[gmx-users] Constraints and efficency
Mark Abraham
Mark.Abraham at anu.edu.au
Tue Jan 4 22:38:41 CET 2011
On 5/01/2011 5:53 AM, Elton Carvalho wrote:
> Hello, fellow GROMACS users!
>
> I noticed many users applying constraints to their simulations, be it
> SETTLE to water molecules or LINCS to some other species. This brings
> about an efficiency concern once that after each Verlet step some
> systems of coupled equations must be solved in order to apply these
> constraints.
>
> My question is: water molecules are the most numerous species in a
> solvated simulation, and the SETTLE algorithm seems to take O(n) time
> for each molecule (Hence, O(3) per molecule), thus yelding O(M) to
> apply SETTLE to all M water molecules in a system, per MD step. Why is
> this beneficial? Does the larger timestep allowed by eliminating
> high-frequency O-H vibrations outweigh the time needed by SETTLE?
Most definitely. Typical GROMACS simulations report up to a few percent
of the total simulation time is spent in dealing with constraints. If
the use of constraints permitted a 2fs timestep rather than 0.5fs, then
it's nearly a four-fold speed-up.
> Any other reason I failed to notice?
I seem to recall that bond constraints are held to model the essential
QM nature of interatomic bonds better than a Morse or harmonic potential
(particularly for bonds to hydrogen). I don't recall a reference for
that offhand, unfortunately.
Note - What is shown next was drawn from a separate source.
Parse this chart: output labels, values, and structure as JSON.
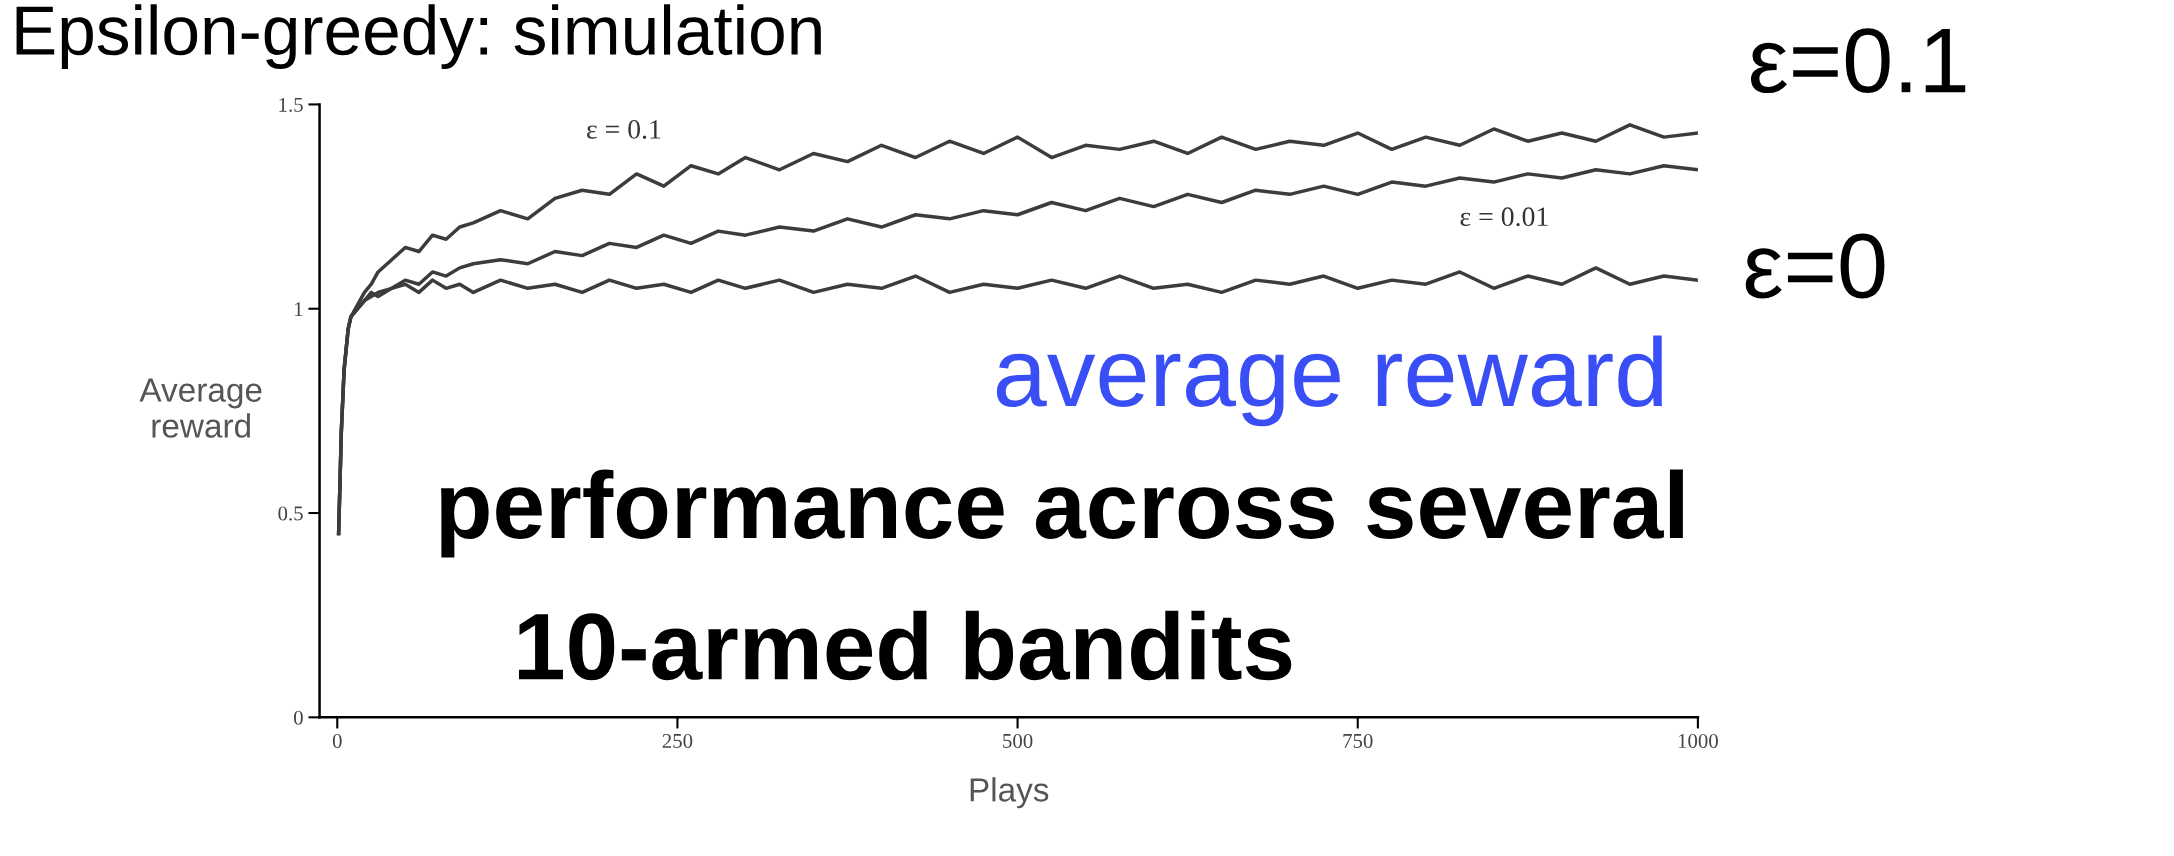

Perhaps the original SHAKE paper.
> Same thing for LINCS in, say, surfactant molecules: Is there any other
> reason to do this other than shave off higher frequencies (C-H for
> instance) and allow a larger timestep?
>
> The only reason I see to constrain movement other than that fraquency
> shaving (and, of course, isolating some behaviour of interest, but
> this is case-specific) would be to reduce the number of dimensions of
> the phase space and save computatuon time, but, as implemented, this
> doesn't seem possible with the code as is.
Various coarse-graining approaches exist to take advantage of that kind
of saving, but they also gain from the higher maximum time step.
Mark
> My molecular dynamics background is based on Cerius2, so please pardon
> some lack of intimacy with GROMACS behaviour.